Core to the process of building a living map that grows on its own is GeoRegistration ー the process of fusing multiple unsynchronized collections. I’ll give you an example, when 1,500 cars, 10 drones, and 1 airplane are collecting video and Lidar across San Francisco the GeoRegistration technology must automatically combine all of this data into a single combined and accurate 3D map. If you don’t automatically align all these data sources to an exact coordinate in the real world then you have something pretty to look at, but you certainly don’t have a living map capable of growing on its own.
By automatically, GeoRegistering all data coming from VLR sensors, the living map can now confidently update itself to reflect changes such as a terrain shift, a sidewalk addition, and new light poles.
Living maps see and reveal changes
Most maps are pretty. Few maps are pretty and useful.
Like good eye candy, a static satellite map of Paris is enjoyable for a few moments. While a living map of Paris precisely understands how each city block, building, and street sign has changed in the last five hours. By automatically seeing and revealing changes taking place a living map can be used effectively for:
- Smart Cities — what Stop signs are visibly obstructed increasing the risk of an accident?
- Defense – does the supply route have any obstructions posing a security threat?
- First Responders — how many residential parcels have been damaged and citizens displaced?
- Oil & Gas — are changes to service roads after rain causing unsafe driving conditions?
- Financial Services — what is the demand of all-electric charging stations across the US?
- Insurance — which neighborhoods are hardest hit after a disaster and need the quickest support?
A living map is aware of its history and understands important changes taking place in the physical world. Users can watch changes play out before their eyes helping them gain valuable insights into how a city, park, building, or road is changing.
Living maps must ❤️ spreadsheets
The truth is most enterprise users don’t need pretty map visualizations on a daily basis, yet they do need the data locked away within those maps.
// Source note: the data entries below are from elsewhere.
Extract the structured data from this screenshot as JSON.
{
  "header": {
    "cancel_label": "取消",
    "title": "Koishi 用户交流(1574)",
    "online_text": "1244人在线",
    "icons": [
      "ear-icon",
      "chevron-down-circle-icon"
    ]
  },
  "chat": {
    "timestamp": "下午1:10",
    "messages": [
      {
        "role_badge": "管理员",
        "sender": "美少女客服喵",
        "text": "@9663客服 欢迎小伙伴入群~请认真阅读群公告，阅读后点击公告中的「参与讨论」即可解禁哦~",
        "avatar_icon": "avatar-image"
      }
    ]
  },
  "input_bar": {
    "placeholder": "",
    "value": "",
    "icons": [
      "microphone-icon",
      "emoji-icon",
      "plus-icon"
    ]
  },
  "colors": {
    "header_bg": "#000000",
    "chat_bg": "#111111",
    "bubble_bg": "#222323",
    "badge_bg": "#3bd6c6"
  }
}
Therefore, a living map is less about pretty pictures and more about spreadsheets and tasks generated from maps. Machine learning enables software to extract bite-sized information from large maps and automatically generate actionable information that can be delivered to enterprise users in a spreadsheet like experience. By blending the power of spreadsheets with the visualization of maps into a single application mapping data will be made available to far more enterprise users.
For example, UPS logistic planners don’t need to look at a new map of Palo Alto each day, instead they need to know what changes have occurred (e.g. construction at delivery location) that will impact the efficiency of their Palo Alto routes.
Living maps will replace static based satellite maps
Fueled by the growth of VLR sensors living maps like Hivemapper will replace static satellite-based maps. Just as we look back with nostalgia at paper based maps we’ll one day do the same for static satellite-based maps.